À Izinéro, dans le groupement de Luhihi, en territoire de Kabare, l’eau ne disparaît pas : elle change de visage. Elle cesse de couler aux bornes fontaines pour réapparaître, trouble et stagnante, dans des creux de terre à ciel ouvert où habitants et enfants viennent désormais s’approvisionner.
Depuis près de trois semaines, selon plusieurs témoignages concordants recueillis sur place, l’accès à l’eau potable est fortement perturbé. Les infrastructures ne répondent plus. Les robinets sont à sec. En réaction, une partie de la population se tourne vers des sources non aménagées, localement appelées « Bizola ». Ce sont des points d’eau improvisés, souvent boueux, sans protection ni traitement, utilisés pour les besoins quotidiens : lessive, cuisson, et parfois même consommation.
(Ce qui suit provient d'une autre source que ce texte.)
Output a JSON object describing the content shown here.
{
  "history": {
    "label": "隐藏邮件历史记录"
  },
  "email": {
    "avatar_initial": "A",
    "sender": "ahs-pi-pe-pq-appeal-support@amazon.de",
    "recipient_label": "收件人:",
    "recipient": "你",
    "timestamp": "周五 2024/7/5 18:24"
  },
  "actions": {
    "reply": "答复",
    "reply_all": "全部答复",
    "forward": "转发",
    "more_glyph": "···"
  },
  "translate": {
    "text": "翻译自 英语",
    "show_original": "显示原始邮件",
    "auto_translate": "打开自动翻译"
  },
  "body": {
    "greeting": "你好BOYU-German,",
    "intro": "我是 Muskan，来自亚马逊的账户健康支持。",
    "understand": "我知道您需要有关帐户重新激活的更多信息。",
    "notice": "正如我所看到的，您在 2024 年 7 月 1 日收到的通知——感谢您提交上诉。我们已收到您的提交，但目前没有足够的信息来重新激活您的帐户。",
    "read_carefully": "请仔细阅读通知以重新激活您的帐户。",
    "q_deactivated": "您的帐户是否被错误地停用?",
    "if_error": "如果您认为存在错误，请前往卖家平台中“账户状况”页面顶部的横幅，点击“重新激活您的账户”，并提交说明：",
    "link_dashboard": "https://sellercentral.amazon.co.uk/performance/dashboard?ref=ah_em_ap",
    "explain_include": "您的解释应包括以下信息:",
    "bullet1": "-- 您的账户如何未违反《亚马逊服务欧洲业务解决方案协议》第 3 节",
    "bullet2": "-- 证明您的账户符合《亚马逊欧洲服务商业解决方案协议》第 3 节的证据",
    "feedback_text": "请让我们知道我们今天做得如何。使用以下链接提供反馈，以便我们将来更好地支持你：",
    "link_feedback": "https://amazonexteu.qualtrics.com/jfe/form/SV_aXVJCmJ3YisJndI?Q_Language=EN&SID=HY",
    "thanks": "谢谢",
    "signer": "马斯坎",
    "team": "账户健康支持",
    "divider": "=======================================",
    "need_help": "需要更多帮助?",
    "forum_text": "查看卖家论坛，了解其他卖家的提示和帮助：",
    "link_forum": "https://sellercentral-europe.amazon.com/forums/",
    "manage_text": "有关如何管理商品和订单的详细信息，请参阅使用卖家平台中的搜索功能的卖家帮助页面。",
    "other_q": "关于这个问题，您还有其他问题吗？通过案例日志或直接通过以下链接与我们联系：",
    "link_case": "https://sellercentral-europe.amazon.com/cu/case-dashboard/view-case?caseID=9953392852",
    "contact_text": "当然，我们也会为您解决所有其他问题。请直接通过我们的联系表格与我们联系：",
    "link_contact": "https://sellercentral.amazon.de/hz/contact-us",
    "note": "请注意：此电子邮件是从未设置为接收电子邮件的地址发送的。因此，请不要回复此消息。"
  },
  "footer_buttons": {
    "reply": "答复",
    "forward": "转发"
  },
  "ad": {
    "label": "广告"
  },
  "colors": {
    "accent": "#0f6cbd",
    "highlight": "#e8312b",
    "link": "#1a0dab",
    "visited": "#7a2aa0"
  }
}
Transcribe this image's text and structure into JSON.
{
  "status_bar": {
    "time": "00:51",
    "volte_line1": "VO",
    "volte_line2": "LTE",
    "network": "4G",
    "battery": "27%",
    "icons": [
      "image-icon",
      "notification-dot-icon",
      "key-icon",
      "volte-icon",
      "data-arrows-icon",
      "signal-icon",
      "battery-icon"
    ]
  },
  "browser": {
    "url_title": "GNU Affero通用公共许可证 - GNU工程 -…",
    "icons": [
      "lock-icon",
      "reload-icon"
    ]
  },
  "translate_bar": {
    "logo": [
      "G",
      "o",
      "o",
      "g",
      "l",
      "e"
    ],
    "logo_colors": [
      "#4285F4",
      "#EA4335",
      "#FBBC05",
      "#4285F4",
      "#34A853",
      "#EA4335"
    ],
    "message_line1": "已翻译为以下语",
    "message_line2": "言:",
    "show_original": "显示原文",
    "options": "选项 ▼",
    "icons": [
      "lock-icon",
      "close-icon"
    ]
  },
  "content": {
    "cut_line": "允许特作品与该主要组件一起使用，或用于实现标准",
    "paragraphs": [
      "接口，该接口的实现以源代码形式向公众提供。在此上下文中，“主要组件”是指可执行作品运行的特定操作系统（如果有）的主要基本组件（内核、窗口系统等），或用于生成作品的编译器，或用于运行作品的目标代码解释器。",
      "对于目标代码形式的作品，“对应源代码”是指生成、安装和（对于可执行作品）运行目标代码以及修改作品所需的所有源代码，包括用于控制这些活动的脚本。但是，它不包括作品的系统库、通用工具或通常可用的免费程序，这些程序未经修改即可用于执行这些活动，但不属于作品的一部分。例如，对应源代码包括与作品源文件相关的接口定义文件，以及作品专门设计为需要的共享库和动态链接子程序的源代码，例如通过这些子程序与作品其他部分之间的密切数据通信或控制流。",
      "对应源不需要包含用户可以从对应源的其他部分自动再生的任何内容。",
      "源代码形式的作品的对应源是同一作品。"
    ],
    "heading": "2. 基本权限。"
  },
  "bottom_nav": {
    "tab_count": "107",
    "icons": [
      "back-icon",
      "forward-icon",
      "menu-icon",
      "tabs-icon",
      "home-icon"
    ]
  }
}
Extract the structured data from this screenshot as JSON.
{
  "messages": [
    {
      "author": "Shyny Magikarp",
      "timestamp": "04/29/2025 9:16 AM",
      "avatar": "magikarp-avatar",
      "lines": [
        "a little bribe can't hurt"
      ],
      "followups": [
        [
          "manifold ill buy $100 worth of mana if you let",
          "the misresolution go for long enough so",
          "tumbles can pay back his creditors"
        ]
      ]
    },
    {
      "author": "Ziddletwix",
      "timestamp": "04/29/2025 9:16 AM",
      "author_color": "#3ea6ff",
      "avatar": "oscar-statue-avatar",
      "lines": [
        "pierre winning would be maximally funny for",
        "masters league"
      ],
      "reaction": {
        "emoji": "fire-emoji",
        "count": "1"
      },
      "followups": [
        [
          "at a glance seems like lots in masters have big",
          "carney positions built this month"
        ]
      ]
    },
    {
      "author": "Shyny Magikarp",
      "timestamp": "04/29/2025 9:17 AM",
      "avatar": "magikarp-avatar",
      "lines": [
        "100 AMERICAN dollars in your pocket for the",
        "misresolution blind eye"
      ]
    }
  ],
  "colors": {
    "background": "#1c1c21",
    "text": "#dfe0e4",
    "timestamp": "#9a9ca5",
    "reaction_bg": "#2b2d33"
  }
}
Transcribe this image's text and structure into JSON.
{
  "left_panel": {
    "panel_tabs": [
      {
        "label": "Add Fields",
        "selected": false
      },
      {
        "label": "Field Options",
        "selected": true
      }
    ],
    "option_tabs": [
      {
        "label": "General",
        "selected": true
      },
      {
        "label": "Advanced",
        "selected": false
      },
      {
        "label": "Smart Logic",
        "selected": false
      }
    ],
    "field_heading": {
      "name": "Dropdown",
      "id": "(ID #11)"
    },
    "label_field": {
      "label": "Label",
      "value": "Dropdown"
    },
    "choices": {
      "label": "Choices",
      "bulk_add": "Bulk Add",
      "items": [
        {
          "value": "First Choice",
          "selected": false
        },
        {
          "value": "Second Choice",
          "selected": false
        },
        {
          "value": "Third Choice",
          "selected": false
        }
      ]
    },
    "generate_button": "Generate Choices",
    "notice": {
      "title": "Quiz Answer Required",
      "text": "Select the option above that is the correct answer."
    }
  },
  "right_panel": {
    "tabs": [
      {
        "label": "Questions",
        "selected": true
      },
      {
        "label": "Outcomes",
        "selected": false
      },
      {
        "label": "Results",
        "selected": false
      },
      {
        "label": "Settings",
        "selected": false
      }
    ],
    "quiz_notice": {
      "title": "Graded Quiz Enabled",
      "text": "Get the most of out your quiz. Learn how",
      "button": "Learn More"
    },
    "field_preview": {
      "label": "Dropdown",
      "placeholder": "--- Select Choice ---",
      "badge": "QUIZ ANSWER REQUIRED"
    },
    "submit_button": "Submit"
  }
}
Sur le terrain, les images parlent d’elles-mêmes : des enfants descendent dans ces eaux chargées de sédiments, bidons à la main, pour puiser ce qui reste disponible. Une réalité visible, mais qui, à elle seule, ne suffit pas à mesurer toute l’ampleur de la situation.
L’alerte est portée avec insistance par la société civile locale. Son président, Didier Ciza Bayongwa, évoque une conduite d’eau endommagée à la suite d’un raccordement frauduleux, sur un réseau qui traverserait plusieurs sous-villes. Il avance également une pression accrue liée à la croissance de la population, attribuée à l’exploitation artisanale de l’or dans la zone de Luhihi, et dénonce les limites du comité de gestion à assurer l’entretien du système. À ce stade, ces éléments restent à corroborer par des sources techniques ou institutionnelles, aucune communication officielle n’ayant encore été rendue publique.
Ce qui est certain, en revanche, c’est le basculement progressif vers des pratiques à risque. L’usage d’une eau non traitée est généralement associé, selon les standards de santé publique, à une augmentation des maladies hydriques comme le choléra ou la dysenterie. Pourtant, aucun bilan sanitaire récent ne permet, pour l’instant, d’établir une évolution précise de ces pathologies dans la zone. Entre perception du risque et réalité épidémiologique, un flou persiste.
Dans ce contexte, le centre de santé d’Izinéro, mentionné par les acteurs locaux comme étant affecté, pourrait devenir un indicateur clé. Encore faut-il que des données y soient collectées, analysées et rendues accessibles.
Au-delà de l’urgence apparente, la situation de Luhihi pose une question plus profonde : celle de la résilience des infrastructures face aux mutations rapides du territoire. Si le lien entre pression démographique et dégradation du réseau est avancé, il reste à documenter. Combien d’habitants supplémentaires ? Quelle capacité initiale du système ? Quels moyens de maintenance réellement disponibles ? Sans ces éléments, la crise reste difficile à cerner dans toute sa complexité.
En attendant ces réponses, une réalité s’impose : l’accès à l’eau potable, service de base par excellence, n’est plus garanti. Et lorsque ce service vacille, ce sont des arbitrages invisibles qui s’installent dans les ménages — entre distance à parcourir, qualité de l’eau et risques encourus. À Luhihi, l’eau est toujours là. Mais elle n’offre plus les mêmes garanties. Et dans cette incertitude, c’est tout un équilibre quotidien qui se fragilise, loin des discours, au plus près des usages.